A Low-Complexity Trajectory Controller for Reduced Conduction Losses in Series-Resonant Dual Half-Bridge Converters

This paper describes a low-complexity trajectory controller for near-optimal minimization of conduction losses in series resonant, dual half-bridge converters (SR-DHB). The technique builds on the concept of minimum current trajectory (MCT) of a resonant converter, and formulates a piecewise-linear approximation of the MCT (PWL-MCT) for a SR-DHB topology which can be implemented digitally via standard arithmetic operations. The low-complexity realization of such technique makes it suitable to be easily implemented in a commercial microcontroller, or even inside a custom-designed digital IC, depending on the target application requirements. Even more importantly, the MCT-based control trajectory can be formulated independently of the converter parameters, resulting in a control approach of the broadest applicability. When equipped with such simple trajectory controller, the SR-DHB converter becomes an efficient, controllable bidirectional dc-dc power unit which can be employed in a number of scenarios, including dc power distribution systems and battery-to-battery power interfaces. Compared with traditional phase shift modulation, the proposed trajectory controller yields higher efficiency at intermediate-to-light load levels, and equal efficiency at heavy load.
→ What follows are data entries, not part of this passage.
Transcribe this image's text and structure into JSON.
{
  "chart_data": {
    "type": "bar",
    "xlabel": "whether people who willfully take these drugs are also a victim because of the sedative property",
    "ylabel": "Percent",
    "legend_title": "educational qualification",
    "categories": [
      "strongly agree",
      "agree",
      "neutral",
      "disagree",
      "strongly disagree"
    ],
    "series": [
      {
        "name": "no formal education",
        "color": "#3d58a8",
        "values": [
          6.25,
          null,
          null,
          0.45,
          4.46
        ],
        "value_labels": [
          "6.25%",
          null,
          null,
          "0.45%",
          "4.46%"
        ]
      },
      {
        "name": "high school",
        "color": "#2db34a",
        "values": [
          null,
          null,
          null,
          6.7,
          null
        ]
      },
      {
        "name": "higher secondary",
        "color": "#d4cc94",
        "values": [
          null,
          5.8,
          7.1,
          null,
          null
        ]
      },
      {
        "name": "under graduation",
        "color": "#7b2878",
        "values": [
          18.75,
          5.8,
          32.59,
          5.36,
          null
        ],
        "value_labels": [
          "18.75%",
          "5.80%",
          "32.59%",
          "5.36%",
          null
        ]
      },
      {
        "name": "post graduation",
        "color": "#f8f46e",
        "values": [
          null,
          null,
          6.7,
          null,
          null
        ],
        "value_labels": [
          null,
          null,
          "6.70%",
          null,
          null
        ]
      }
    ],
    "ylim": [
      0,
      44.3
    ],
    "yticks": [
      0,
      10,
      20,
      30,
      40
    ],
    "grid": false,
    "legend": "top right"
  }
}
Furthermore, the proposed PWL-MCT concept can be implemented to accommodate wide variations in the converter voltage conversion ratio, making the resulting power unit versatile and voltage-programmable. The proposed approach is validated on a 800 W, 200 V-to- 145 V, SR-DHB converter prototype. Efficiency comparisons are discussed highlighting the benefits of the PWL-MCT controller over traditional modulation approaches, and the strong efficiency improvement achievable at voltage conversion ratios away from the nominal one.